The F-22 Raptor is designed to feed its pilots air by pulling oxygen from the engine combustion system and filtering out any dangerous fumes or chemicals. Known as on-board oxygen generation, which differs from previous planes' systems that used air from inside the cockpit as part of the oxygen delivery, the system is meant to allow the planes to fly through noxious or poisonous air without endangering the pilots.
But in addition to the apparent possible leaks in the system, it is also designed so that if there is a catastrophic problem with the engine, the whole system can shut down -- leaving the pilot to basically suffocate until he can bring the plane down to breathable air or manually activate the emergency oxygen system tucked into a corner of the cockpit.
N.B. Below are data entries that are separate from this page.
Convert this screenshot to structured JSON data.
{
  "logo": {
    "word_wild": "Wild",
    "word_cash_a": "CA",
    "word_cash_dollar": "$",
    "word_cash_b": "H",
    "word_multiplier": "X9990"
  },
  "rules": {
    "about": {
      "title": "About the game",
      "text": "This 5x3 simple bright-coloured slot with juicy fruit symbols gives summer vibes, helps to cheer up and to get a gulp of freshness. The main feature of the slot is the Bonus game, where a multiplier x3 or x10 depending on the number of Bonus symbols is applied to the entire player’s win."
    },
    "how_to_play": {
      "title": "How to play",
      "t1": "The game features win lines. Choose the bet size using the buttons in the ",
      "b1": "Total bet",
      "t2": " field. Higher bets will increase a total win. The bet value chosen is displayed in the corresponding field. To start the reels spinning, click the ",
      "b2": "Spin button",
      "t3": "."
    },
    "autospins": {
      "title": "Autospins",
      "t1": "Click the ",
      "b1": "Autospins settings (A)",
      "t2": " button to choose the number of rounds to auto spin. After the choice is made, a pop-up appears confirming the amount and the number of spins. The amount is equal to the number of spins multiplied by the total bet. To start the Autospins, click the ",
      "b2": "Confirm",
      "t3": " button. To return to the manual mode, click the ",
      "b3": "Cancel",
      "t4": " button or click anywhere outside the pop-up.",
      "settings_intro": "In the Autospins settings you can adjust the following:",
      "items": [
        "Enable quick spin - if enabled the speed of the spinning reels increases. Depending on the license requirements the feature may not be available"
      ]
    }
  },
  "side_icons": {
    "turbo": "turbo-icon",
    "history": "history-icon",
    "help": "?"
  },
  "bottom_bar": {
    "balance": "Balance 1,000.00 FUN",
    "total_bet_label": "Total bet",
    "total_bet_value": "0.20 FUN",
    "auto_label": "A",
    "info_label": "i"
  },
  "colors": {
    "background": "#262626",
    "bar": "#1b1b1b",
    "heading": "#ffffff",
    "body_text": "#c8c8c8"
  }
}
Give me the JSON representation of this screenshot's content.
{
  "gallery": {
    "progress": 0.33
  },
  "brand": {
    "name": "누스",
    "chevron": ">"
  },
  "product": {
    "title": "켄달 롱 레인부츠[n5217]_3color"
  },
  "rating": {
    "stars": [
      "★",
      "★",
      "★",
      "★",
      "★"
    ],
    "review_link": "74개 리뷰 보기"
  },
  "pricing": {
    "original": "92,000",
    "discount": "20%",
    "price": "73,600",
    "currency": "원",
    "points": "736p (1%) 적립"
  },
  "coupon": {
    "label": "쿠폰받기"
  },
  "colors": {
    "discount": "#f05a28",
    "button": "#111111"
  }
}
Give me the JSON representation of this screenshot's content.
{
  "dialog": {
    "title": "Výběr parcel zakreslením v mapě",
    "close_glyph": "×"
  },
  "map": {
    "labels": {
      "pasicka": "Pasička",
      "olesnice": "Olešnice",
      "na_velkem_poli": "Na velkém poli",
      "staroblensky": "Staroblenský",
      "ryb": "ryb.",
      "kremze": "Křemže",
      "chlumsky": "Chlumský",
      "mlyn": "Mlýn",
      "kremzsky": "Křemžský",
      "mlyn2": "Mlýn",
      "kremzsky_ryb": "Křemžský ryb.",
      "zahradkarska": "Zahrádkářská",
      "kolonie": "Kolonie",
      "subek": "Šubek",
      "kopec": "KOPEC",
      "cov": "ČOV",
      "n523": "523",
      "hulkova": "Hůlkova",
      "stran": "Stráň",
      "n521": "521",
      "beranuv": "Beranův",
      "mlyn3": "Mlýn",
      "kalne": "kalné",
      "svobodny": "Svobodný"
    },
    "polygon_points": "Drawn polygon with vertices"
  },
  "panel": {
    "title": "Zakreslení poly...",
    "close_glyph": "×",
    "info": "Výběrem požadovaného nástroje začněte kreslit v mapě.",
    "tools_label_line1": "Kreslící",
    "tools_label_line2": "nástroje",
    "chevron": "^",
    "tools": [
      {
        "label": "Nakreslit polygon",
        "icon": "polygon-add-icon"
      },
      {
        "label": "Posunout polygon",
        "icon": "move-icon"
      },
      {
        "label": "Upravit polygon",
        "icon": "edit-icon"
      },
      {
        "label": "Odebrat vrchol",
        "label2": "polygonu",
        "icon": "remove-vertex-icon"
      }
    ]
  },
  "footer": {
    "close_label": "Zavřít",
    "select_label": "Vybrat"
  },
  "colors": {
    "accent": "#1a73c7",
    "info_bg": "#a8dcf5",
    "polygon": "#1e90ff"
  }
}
That's what the Air Force said happened to Capt. Jeff Haney just before he crashed his F-22 Raptor in the Alaskan wilderness while on a training mission in November 2010. Even though the plane shut down Haney's oxygen, an Air Force investigation board found that, among other factors, Haney was to blame for the crash for being too distracted by his inability to breathe.
After the "Nightline" and "60 Minutes" reports, Air Force Air Combat Command head Gen. Mike Hostage released a statement expressing the service's "confidence" in the beleaguered jets.
"We live in a community where risk is part of our lives," he said. "If we think the risk has gone to a level where we just can't accept it, we either reduce that risk or eliminate it. But right now, we believe that risk -- although it's not as low as we would like it -- is low enough to safely operate the airplane at the current tempo."
Hostage said he would soon hop in the cockpit of a Raptor himself to help him understand what the pilots are facing and not stop flying until a solution to the mystery problem was found.
"I'm asking these guys to assume some risk that's over and above what everybody else is assuming, and I don't feel like it's right that I ask them to do it and then I'm not willing to do it myself -- that's not fair," he said.
The Air Force has always maintained that the "hypoxia-like" incidents happen in exceedingly rare circumstances -- 25 cases compared to the thousands of missions flown without incident – and they have installed a number of safety precautions to mitigate the danger.